What’s behind the racial homeownership gap?

by Kerrie Kennedy

In the 10 years following the worst financial crisis since the Great Depression, U.S. homeowership rates are finally rebounding. According to the U.S. Census Bureau, homeownership rates in the fourth quarter of 2019 were at 65.1%, up from a low of 62.9% in the second quarter of 2016.

Looking at white Americans, that number is even higher, remaining consistently above 71% since 2016. For Asian Americans, the homeownership rate during that same time period has remained above 53%, and for Hispanic Americans, 45%.

For black Americans, however, the homeownership rate since 2016 has held steady at just above 41%. That 30 percent gap between white and black homeowners is at its largest level in more than 50 years, according to a new report from The Urban Institute. The study found that, in the past 15 years, black homeownership rates have declined to levels not seen since the 1960s, when private race-based discrimination was legal.

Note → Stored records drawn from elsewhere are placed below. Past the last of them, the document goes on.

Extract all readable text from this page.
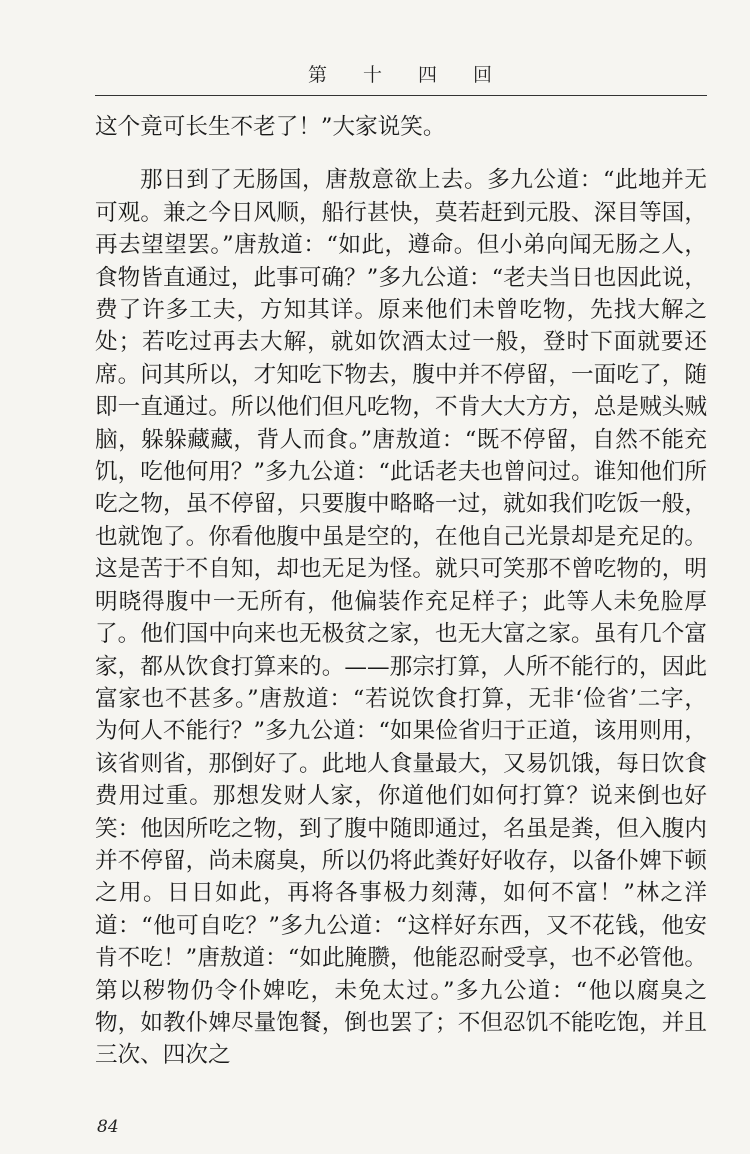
第 十 四 回

这个竟可长生不老了！”大家说笑。

那日到了无肠国，唐敖意欲上去。多九公道：“此地并无可观。兼之今日风顺，船行甚快，莫若赶到元股、深目等国，再去望望罢。”唐敖道：“如此，遵命。但小弟向闻无肠之人，食物皆直通过，此事可确？”多九公道：“老夫当日也因此说，费了许多工夫，方知其详。原来他们未曾吃物，先找大解之处；若吃过再去大解，就如饮酒太过一般，登时下面就要还席。问其所以，才知吃下物去，腹中并不停留，一面吃了，随即一直通过。所以他们但凡吃物，不肯大大方方，总是贼头贼脑，躲躲藏藏，背人而食。”唐敖道：“既不停留，自然不能充饥，吃他何用？”多九公道：“此话老夫也曾问过。谁知他们所吃之物，虽不停留，只要腹中略略一过，就如我们吃饭一般，也就饱了。你看他腹中虽是空的，在他自己光景却是充足的。这是苦于不自知，却也无足为怪。就只可笑那不曾吃物的，明明晓得腹中一无所有，他偏装作充足样子；此等人未免脸厚了。他们国中向来也无极贫之家，也无大富之家。虽有几个富家，都从饮食打算来的。——那宗打算，人所不能行的，因此富家也不甚多。”唐敖道：“若说饮食打算，无非‘俭省’二字，为何人不能行？”多九公道：“如果俭省归于正道，该用则用，该省则省，那倒好了。此地人食量最大，又易饥饿，每日饮食费用过重。那想发财人家，你道他们如何打算？说来倒也好笑：他因所吃之物，到了腹中随即通过，名虽是粪，但入腹内并不停留，尚未腐臭，所以仍将此粪好好收存，以备仆婢下顿之用。日日如此，再将各事极力刻薄，如何不富！”林之洋道：“他可自吃？”多九公道：“这样好东西，又不花钱，他安肯不吃！”唐敖道：“如此腌臜，他能忍耐受享，也不必管他。第以秽物仍令仆婢吃，未免太过。”多九公道：“他以腐臭之物，如教仆婢尽量饱餐，倒也罢了；不但忍饥不能吃饱，并且三次、四次之

84
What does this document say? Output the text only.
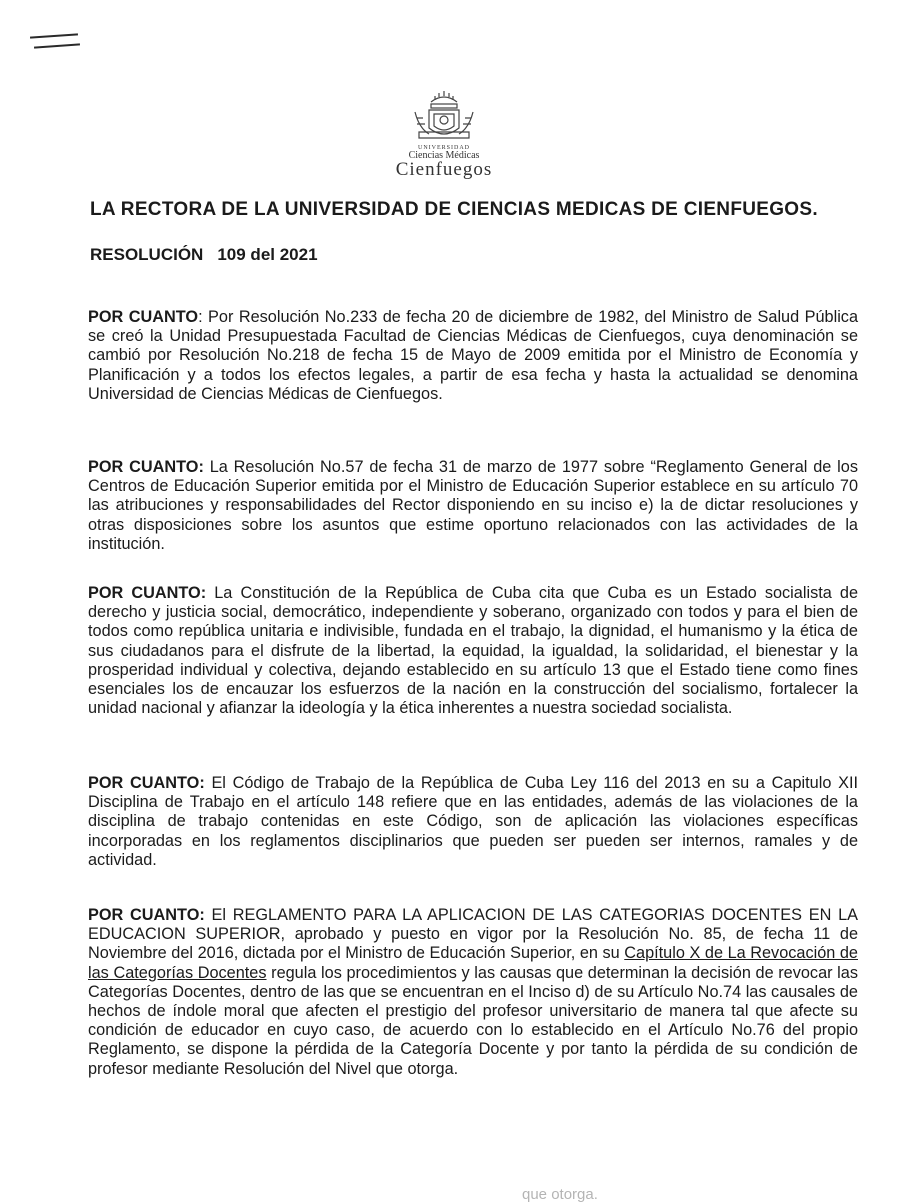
UNIVERSIDAD
Ciencias Médicas
Cienfuegos
LA RECTORA DE LA UNIVERSIDAD DE CIENCIAS MEDICAS DE CIENFUEGOS.
RESOLUCIÓN 109 del 2021

POR CUANTO: Por Resolución No.233 de fecha 20 de diciembre de 1982, del Ministro de Salud Pública se creó la Unidad Presupuestada Facultad de Ciencias Médicas de Cienfuegos, cuya denominación se cambió por Resolución No.218 de fecha 15 de Mayo de 2009 emitida por el Ministro de Economía y Planificación y a todos los efectos legales, a partir de esa fecha y hasta la actualidad se denomina Universidad de Ciencias Médicas de Cienfuegos.

POR CUANTO: La Resolución No.57 de fecha 31 de marzo de 1977 sobre “Reglamento General de los Centros de Educación Superior emitida por el Ministro de Educación Superior establece en su artículo 70 las atribuciones y responsabilidades del Rector disponiendo en su inciso e) la de dictar resoluciones y otras disposiciones sobre los asuntos que estime oportuno relacionados con las actividades de la institución.

POR CUANTO: La Constitución de la República de Cuba cita que Cuba es un Estado socialista de derecho y justicia social, democrático, independiente y soberano, organizado con todos y para el bien de todos como república unitaria e indivisible, fundada en el trabajo, la dignidad, el humanismo y la ética de sus ciudadanos para el disfrute de la libertad, la equidad, la igualdad, la solidaridad, el bienestar y la prosperidad individual y colectiva, dejando establecido en su artículo 13 que el Estado tiene como fines esenciales los de encauzar los esfuerzos de la nación en la construcción del socialismo, fortalecer la unidad nacional y afianzar la ideología y la ética inherentes a nuestra sociedad socialista.

POR CUANTO: El Código de Trabajo de la República de Cuba Ley 116 del 2013 en su a Capitulo XII Disciplina de Trabajo en el artículo 148 refiere que en las entidades, además de las violaciones de la disciplina de trabajo contenidas en este Código, son de aplicación las violaciones específicas incorporadas en los reglamentos disciplinarios que pueden ser pueden ser internos, ramales y de actividad.

POR CUANTO: El REGLAMENTO PARA LA APLICACION DE LAS CATEGORIAS DOCENTES EN LA EDUCACION SUPERIOR, aprobado y puesto en vigor por la Resolución No. 85, de fecha 11 de Noviembre del 2016, dictada por el Ministro de Educación Superior, en su Capítulo X de La Revocación de las Categorías Docentes regula los procedimientos y las causas que determinan la decisión de revocar las Categorías Docentes, dentro de las que se encuentran en el Inciso d) de su Artículo No.74 las causales de hechos de índole moral que afecten el prestigio del profesor universitario de manera tal que afecte su condición de educador en cuyo caso, de acuerdo con lo establecido en el Artículo No.76 del propio Reglamento, se dispone la pérdida de la Categoría Docente y por tanto la pérdida de su condición de profesor mediante Resolución del Nivel que otorga.

que otorga.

A new report released by the National Association of Realtors, A Snapshot of Race & Homebuying in America, seeks to address and understand the racial homeownership gap by examining the change in the homeownership rate among black Americans from 2008 to 2018.

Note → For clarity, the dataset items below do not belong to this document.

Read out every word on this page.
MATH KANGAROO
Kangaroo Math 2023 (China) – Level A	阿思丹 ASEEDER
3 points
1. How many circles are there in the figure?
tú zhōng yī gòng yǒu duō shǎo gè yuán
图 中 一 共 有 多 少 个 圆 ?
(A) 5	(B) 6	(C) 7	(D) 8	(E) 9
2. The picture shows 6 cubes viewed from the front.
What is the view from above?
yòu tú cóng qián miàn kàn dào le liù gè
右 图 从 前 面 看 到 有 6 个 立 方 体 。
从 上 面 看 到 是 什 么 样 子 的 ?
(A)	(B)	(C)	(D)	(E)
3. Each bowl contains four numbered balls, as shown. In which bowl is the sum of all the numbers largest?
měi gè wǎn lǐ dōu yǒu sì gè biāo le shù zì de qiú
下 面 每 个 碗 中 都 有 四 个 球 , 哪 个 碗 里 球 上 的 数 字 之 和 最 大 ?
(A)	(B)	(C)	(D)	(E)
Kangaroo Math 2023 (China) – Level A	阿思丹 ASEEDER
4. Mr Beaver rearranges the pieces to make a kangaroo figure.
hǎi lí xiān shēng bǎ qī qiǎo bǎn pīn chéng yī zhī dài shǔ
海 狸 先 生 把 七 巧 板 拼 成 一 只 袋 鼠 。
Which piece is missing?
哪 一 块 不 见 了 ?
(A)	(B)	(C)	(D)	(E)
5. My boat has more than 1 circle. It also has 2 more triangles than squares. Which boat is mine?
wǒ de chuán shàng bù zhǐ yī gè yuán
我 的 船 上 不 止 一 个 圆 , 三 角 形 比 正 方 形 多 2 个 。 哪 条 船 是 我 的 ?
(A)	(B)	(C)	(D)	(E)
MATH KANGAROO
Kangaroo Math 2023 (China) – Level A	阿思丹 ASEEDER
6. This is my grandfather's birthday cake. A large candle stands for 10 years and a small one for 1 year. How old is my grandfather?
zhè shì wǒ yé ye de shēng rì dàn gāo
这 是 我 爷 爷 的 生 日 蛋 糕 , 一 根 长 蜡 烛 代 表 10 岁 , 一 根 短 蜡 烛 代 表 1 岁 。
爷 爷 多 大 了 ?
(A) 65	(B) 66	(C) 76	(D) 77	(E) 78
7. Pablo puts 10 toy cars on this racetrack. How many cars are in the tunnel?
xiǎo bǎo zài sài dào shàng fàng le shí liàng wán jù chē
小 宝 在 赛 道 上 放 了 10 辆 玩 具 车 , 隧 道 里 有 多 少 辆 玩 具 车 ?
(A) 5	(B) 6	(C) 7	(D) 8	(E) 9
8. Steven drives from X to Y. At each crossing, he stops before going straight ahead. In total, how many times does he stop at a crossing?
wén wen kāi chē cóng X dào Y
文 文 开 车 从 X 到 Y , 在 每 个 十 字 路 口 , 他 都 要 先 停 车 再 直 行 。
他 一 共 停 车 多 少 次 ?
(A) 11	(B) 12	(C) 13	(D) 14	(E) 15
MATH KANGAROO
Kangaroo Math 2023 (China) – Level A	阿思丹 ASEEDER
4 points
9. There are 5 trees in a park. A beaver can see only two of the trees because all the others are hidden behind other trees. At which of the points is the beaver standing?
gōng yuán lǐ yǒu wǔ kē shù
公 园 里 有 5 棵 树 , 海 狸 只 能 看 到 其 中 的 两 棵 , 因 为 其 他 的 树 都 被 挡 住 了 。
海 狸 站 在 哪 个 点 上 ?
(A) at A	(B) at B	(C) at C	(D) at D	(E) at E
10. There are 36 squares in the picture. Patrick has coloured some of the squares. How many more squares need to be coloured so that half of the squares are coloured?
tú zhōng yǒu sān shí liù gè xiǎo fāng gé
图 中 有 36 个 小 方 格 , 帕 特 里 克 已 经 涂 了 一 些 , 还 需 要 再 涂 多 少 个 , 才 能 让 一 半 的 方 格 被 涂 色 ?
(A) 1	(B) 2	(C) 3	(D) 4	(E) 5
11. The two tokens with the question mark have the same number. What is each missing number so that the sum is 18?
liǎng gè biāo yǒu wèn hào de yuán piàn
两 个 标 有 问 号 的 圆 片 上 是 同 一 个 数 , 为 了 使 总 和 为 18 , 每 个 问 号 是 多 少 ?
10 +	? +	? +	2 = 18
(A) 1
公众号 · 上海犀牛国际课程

One element NAR looked at is how the homeownership gap plays out locally.

According to the report, the African-American homeownership rate in Texas is a dismal 39%, trailing the overall national rate of 41%.

The NAR report also examined the characteristics of buyers by race, looking at who purchases homes, why they purchase, what they purchase and their financial backgrounds.

Rising student debt — increasingly a big hurdle for younger consumers — affects black buyers more, the study found. While white buyers carry an average of $30,000 worth of student loan debt, black buyers had $38,060.

Salary differentials can make it harder to service that debt. White buyers had a median income of $94,550 while black buyers had a median income of $75,000. Just over 30% of white buyers were rejected because of their debt-to-income ratio, while 62 percent of black buyers were rejected for the same reason.

“African Americans are already being left out of the housing market and that’s exacerbating levels of inequality in this country,” said NAR Chief Economist Lawrence Yun in a statement. “There’s a kind of urgency now within the housing community to bring younger African-American buyers into real estate.”

To that end, the NAR leadership team recently announced the passage of a new Fair Housing Action Plan, designed to ensure its membership is doing everything possible to protect the rights of people of all backgrounds to purchase, own, and transfer ownership of property in America.